More typically, you would point the gateway at a LoRaWAN network server running in the cloud (eg, TTN, a hosted instance of Chirpstack, and instance of Chirpstack you set up, etc…)
Your custom data-consuming code would also be running in the cloud (or temporarily on your development PC) and interacting with the server in the cloud. Note that even if you use TTN as the server, you can still get the resulting data to your own cloud consumer by a variety of means.
Building code to run on OpenWRT is possible but painful. As a result, it doesn’t make sense to do so unless it is really necessary that the code run on the gateway and not elsewhere - which is really not how LoRaWAN is designed to work. LoRaWAN is designed to use the collective view of nodes acheived by uplinks reported in from multiple gateways, something that can really only be leveraged when the code that handles the network runs in the cloud and not an individual gateway.

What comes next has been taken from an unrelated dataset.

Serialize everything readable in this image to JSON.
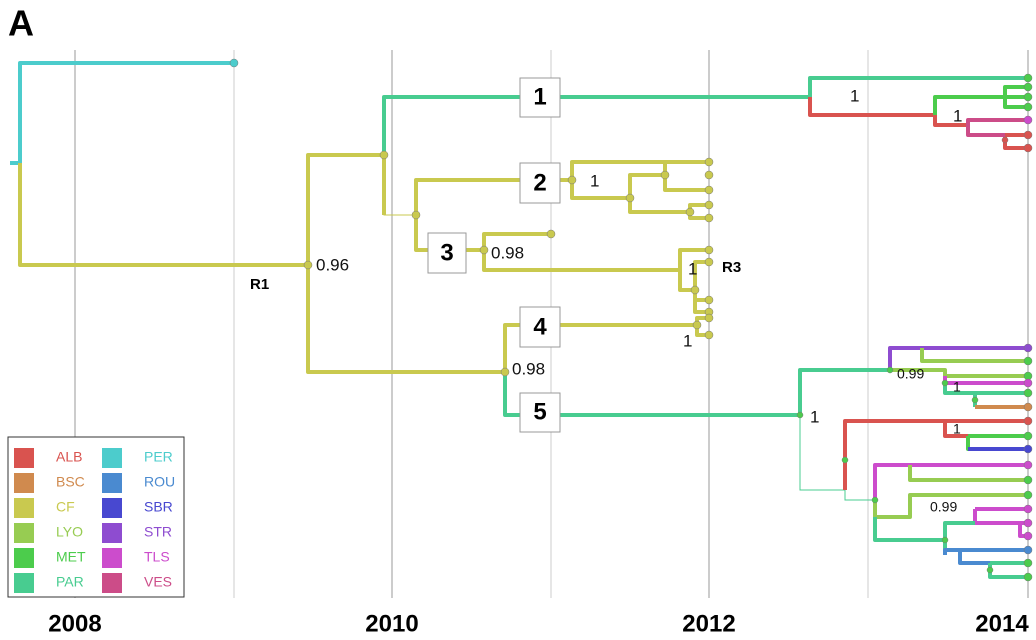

So in a “real” LoRaWAN network, the only reason for code to run on a gateway is if that code has the purpose of managing or implementing the gateway functionality; any “network” or “data” code should be running elsewhere.
Even if you were going to build a small, isolated network somewhere off in a remote part of the world with no connection to anything else, you’d probably find things worked better if you added your own embedded computer to host the data-related tasks. Once you are very sure what you want, then porting python code (with limited dependencies) or C code to the gateway itself is technically possible, but it’s not a good place to start a learning project.
Another way of putting it: What exactly did you do on the previous pi? What sort of radio was involved (what is a “RoLa comm module”???) and how did you get data from it? The RAK7258 uses an ordinary SPI-interfaced LoRaWAN concentrator card, using what is basically the ordinary code for running that, but it’s not clear at all that your previous setup did.